Churchill didn't invent the phrase, he suggested a concept of confrontation to the Soviet Union, it's previous ally, and the resulting post-war division of Europe.
The first recorded occasion on which Churchill used the term "iron curtain" was in a 12 May 1945 telegram he sent to U.S. President Harry S. Truman regarding his concern about Soviet actions, stating "[a]n iron curtain is drawn down upon their front. We do not know what is going on behind."
This was after WW2. Even if they used it before the war, it didn't have the same meaning of course. Iron Curtain is not a new term. It consists of two commonly used words. I think it's ok to say he invented it. Or just coined the phrase for this new era.
This was after WW2. Even if they used it before the war, it didn't have the same meaning of course. Iron Curtain is not a new term. It consists of two commonly used words. I think it's ok to say he invented it. Or just coined the phrase for this new era.
I agree. It was certainly a commonly used term for a long time before Churchill used it. Still, he is the one that applied it to describe the situation in post-WW2 Europe and that is what the phrase has come to almost universally be associated with.
While most Americans think that the USA was the deciding factor in the European War when we sent troops, we were not that much of a factor. We had just over 300,000 troops in that war.
At one time or another during the course of WWII 16 million Americans served in uniform. 400,000 of them never returned home alive. The USA was most surely the deciding factor in the war. Had America remained completely neutral the outcome would have been very different, and geopolitics today would not be the same. While history is loaded with "what ifs", to imply that America played only a supporting role in the Second World War is revisionism, pure and simple.

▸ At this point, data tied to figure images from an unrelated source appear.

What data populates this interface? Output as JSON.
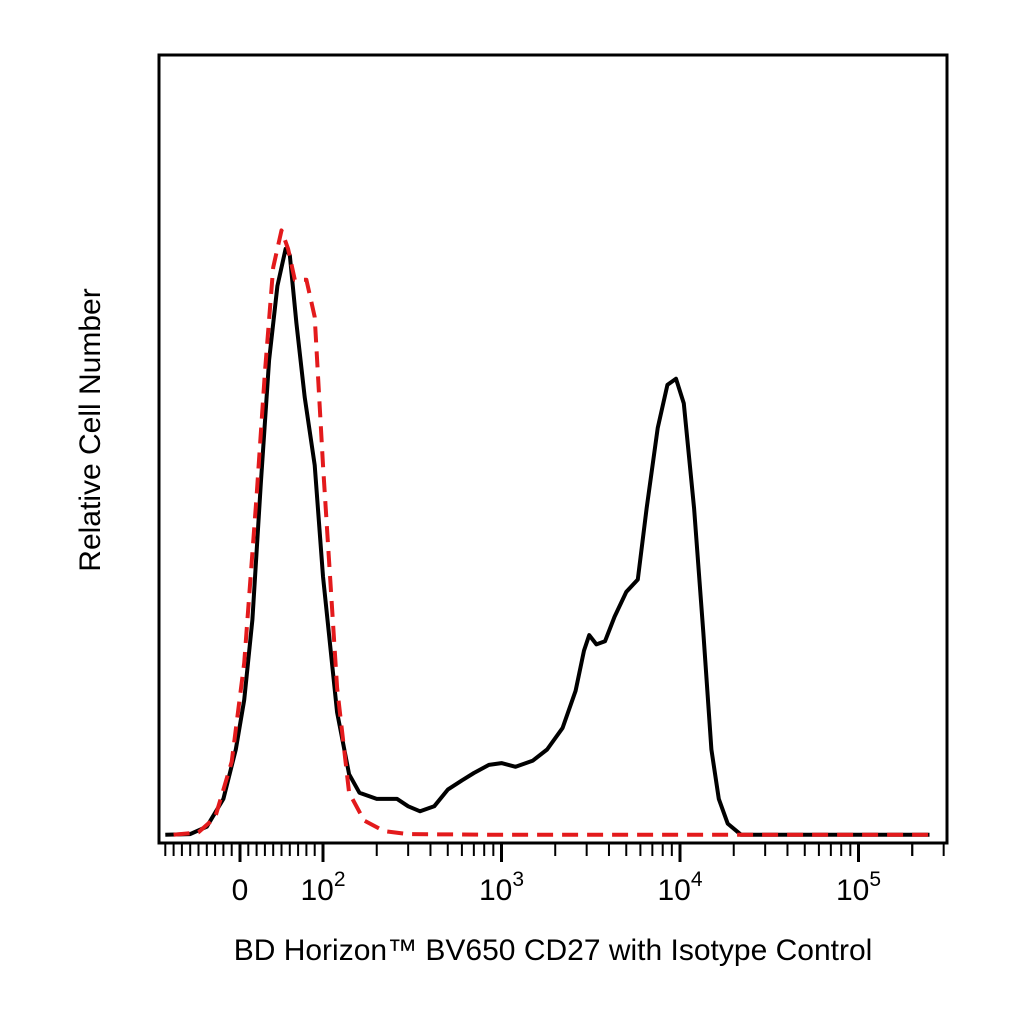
{
  "chart_data": {
    "type": "line",
    "xlabel": "BD Horizon™ BV650 CD27 with Isotype Control",
    "ylabel": "Relative Cell Number",
    "x_scale": "biexponential",
    "x_ticks": [
      {
        "value": 0,
        "label": "0",
        "exp": ""
      },
      {
        "value": 100,
        "label": "10",
        "exp": "2"
      },
      {
        "value": 1000,
        "label": "10",
        "exp": "3"
      },
      {
        "value": 10000,
        "label": "10",
        "exp": "4"
      },
      {
        "value": 100000,
        "label": "10",
        "exp": "5"
      }
    ],
    "xlim": [
      -100,
      250000
    ],
    "ylim": [
      0,
      100
    ],
    "grid": false,
    "series": [
      {
        "line_style": "solid",
        "color": "#000000",
        "points": [
          [
            -90,
            0.2
          ],
          [
            -60,
            0.3
          ],
          [
            -40,
            1.5
          ],
          [
            -20,
            6
          ],
          [
            -5,
            14
          ],
          [
            5,
            22
          ],
          [
            15,
            35
          ],
          [
            25,
            57
          ],
          [
            35,
            77
          ],
          [
            45,
            89
          ],
          [
            55,
            95
          ],
          [
            60,
            94
          ],
          [
            68,
            83
          ],
          [
            78,
            71
          ],
          [
            90,
            60
          ],
          [
            100,
            42
          ],
          [
            120,
            20
          ],
          [
            140,
            10
          ],
          [
            160,
            7
          ],
          [
            200,
            6
          ],
          [
            260,
            6
          ],
          [
            300,
            4.8
          ],
          [
            350,
            4.0
          ],
          [
            420,
            4.8
          ],
          [
            500,
            7.5
          ],
          [
            600,
            9
          ],
          [
            700,
            10.2
          ],
          [
            850,
            11.5
          ],
          [
            1000,
            11.8
          ],
          [
            1200,
            11.2
          ],
          [
            1500,
            12.2
          ],
          [
            1800,
            14
          ],
          [
            2200,
            17.5
          ],
          [
            2600,
            23.5
          ],
          [
            2900,
            30
          ],
          [
            3100,
            32.5
          ],
          [
            3400,
            31
          ],
          [
            3800,
            31.5
          ],
          [
            4300,
            35.5
          ],
          [
            5000,
            39.5
          ],
          [
            5800,
            41.5
          ],
          [
            6500,
            53
          ],
          [
            7500,
            66
          ],
          [
            8500,
            73
          ],
          [
            9500,
            74
          ],
          [
            10500,
            70
          ],
          [
            12000,
            53
          ],
          [
            13500,
            33
          ],
          [
            15000,
            14
          ],
          [
            16500,
            6
          ],
          [
            18500,
            2
          ],
          [
            22000,
            0.2
          ],
          [
            40000,
            0.2
          ],
          [
            100000,
            0.2
          ],
          [
            250000,
            0.2
          ]
        ]
      },
      {
        "line_style": "dashed",
        "color": "#e31a1c",
        "points": [
          [
            -80,
            0.2
          ],
          [
            -50,
            0.6
          ],
          [
            -30,
            3
          ],
          [
            -10,
            12
          ],
          [
            5,
            28
          ],
          [
            20,
            55
          ],
          [
            30,
            75
          ],
          [
            40,
            92
          ],
          [
            50,
            98
          ],
          [
            58,
            95
          ],
          [
            66,
            90
          ],
          [
            80,
            90
          ],
          [
            90,
            84
          ],
          [
            100,
            60
          ],
          [
            120,
            24
          ],
          [
            140,
            7
          ],
          [
            170,
            2.5
          ],
          [
            220,
            0.8
          ],
          [
            300,
            0.3
          ],
          [
            1000,
            0.2
          ],
          [
            100000,
            0.2
          ],
          [
            250000,
            0.2
          ]
        ]
      }
    ]
  }
}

While history is loaded with "what ifs", to imply that America played only a supporting role in the Second World War is revisionism, pure and simple.

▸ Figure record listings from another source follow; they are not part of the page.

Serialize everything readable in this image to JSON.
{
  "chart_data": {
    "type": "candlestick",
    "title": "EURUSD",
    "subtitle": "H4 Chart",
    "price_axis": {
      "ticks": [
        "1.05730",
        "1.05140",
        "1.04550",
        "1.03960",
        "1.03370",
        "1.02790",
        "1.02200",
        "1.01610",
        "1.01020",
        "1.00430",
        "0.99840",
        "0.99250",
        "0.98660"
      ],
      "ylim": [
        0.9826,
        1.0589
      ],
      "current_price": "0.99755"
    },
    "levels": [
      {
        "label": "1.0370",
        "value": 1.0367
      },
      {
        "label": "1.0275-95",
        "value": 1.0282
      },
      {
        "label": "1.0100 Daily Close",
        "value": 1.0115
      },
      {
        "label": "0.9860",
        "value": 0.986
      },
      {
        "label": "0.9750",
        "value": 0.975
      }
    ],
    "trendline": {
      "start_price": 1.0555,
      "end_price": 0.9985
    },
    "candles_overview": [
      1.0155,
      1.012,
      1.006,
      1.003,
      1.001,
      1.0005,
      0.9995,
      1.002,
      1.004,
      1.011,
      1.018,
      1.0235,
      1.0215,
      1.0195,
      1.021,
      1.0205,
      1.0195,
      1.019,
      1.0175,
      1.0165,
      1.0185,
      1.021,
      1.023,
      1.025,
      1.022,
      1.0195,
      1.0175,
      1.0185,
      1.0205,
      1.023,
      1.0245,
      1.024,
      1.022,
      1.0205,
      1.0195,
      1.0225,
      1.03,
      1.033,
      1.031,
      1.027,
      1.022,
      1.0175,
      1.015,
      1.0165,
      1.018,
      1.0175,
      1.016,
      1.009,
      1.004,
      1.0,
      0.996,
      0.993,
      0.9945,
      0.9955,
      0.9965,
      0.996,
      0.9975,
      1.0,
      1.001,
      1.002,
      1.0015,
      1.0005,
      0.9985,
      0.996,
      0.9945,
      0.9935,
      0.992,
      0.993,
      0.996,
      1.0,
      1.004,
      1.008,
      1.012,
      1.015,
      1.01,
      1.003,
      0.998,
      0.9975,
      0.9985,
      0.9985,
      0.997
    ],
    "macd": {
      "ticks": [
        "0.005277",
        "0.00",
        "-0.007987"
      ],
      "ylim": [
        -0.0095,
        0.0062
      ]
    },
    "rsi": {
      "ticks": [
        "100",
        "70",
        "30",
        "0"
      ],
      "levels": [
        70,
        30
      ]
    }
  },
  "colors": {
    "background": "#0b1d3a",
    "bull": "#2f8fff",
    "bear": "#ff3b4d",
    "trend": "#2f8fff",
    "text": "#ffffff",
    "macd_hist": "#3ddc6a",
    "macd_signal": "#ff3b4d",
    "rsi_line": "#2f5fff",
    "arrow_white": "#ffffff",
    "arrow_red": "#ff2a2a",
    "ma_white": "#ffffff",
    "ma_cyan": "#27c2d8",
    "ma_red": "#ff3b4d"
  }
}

There seems to be a trend today to downplay the role of The United States (and Britain) in defeating Germany. Some of this is a useful pendulum swinging reaction to Americans having downplayed Russia's role but I think some is posturing and an attempt to be "in the know"; historically hep so to speak.
There seems to be a trend today to downplay the role of The United States (and Britain) in defeating Germany. Some of this is a useful pendulum swinging reaction to Americans having downplayed Russia's role but I think some is posturing and an attempt to be "in the know"; historically hep so to speak.
lol. I don't think anybody implied this. But the matter of fact is that they successfully defended themselves. I was never talking about entire Europe or North Africa, like others here have. I realize that would not have been possible. I've said this several times now.
But, I do not believe the British would have been able to defeat them on their own ( there's a difference between defending your own country and trying to help the rest ). Don't think this is "downplaying", if that's what you mean.
And if somebody had stopped the Soviets from occupying Eastern Europe for a half a century, Poland and Hungary and Romania and Croatia would all be speaking Russian. Let's see---who was it who stopped the Russians?
How long do the Americans have to occupy Puerto Rico, before they speak English?
What is the point of historians even existing, if the general public continues to believe old wives tales that conquerors impose their language on the conquered?